The researchers were surprised to learn about the different way in which the participants’ bodies reacted to the same foods.
For example, some people’s blood sugar rose higher after eating sushi than it did after eating ice cream. For one middle-aged woman, eating tomatoes – which she thought were part of a healthy diet – caused her blood sugar to rise significantly.
“There are profound differences between individuals – in some cases, individuals have opposite responses to one another – and this is really a big hole in the literature,” said Segal.
A number of diets aim to keep blood sugar under control by incorporating fruits, vegetables and complex carbohydrates like brown rice and whole grains, while avoiding refined sugars and goods made with white flour.
But these requirement-specific recommendations don’t work for everyone, and often, people who are overweight tend to be blamed for eating too much or not sticking to a healthy lifestyle whereas, they are really just eating wrong.

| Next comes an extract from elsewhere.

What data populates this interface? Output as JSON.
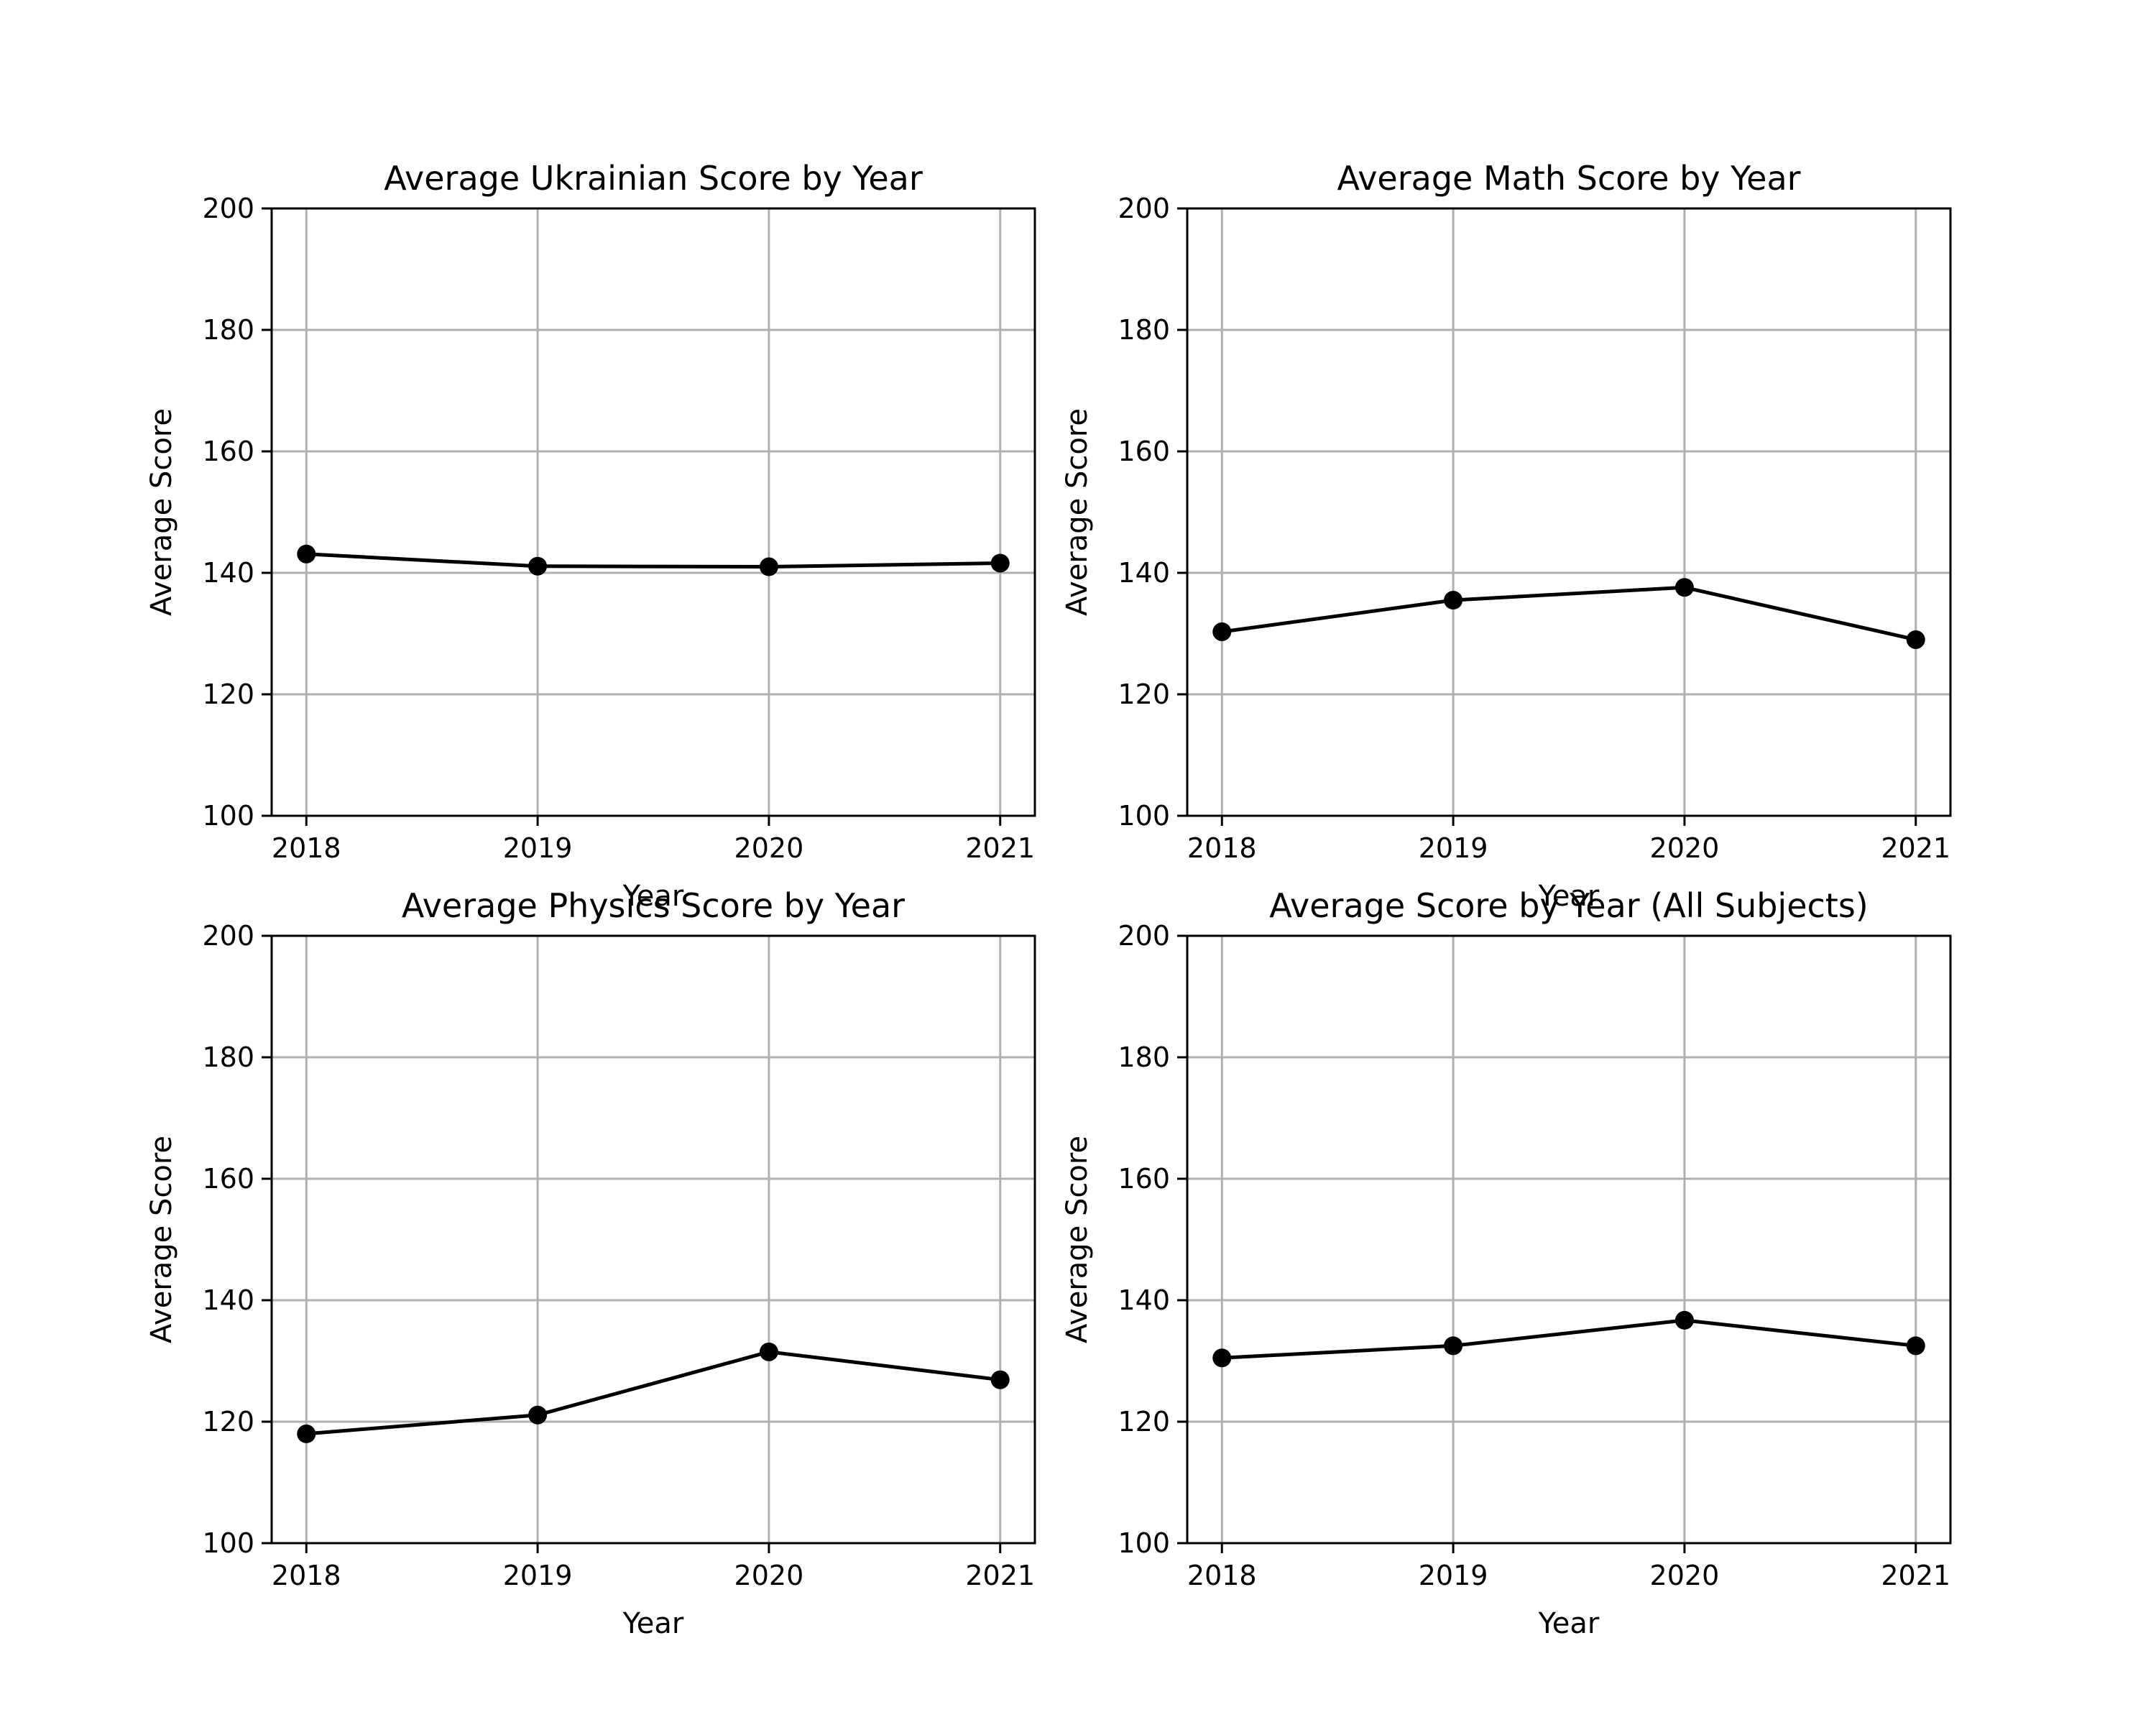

Hindustan Time cited the co-author of the study Eran Elinav saying that the study “really enlightened us on how inaccurate we all were about one of the most basic concepts of our existence, which is what we eat and how we integrate nutrition into our daily life.”
The solution is pretty clear, instead of advising people to eat low-fat diets, a more tailored method that puts an individual at the centre of the plan, rather than the diet could be useful to help people control high blood sugar and improve their health.
The researchers further used their findings to create an algorithm that could forecast how different people would react to certain foods, based on a number of their personal characteristics and gut microbes.
As a follow up to this study, Segal said he and his colleagues are now working on a system that could bring better nutritional analysis to the individual consumer, a process that would involve mailing stool samples for analysis of the bacteria in the digestive system, because researchers found that specific microbes associated with blood sugar levels after eating.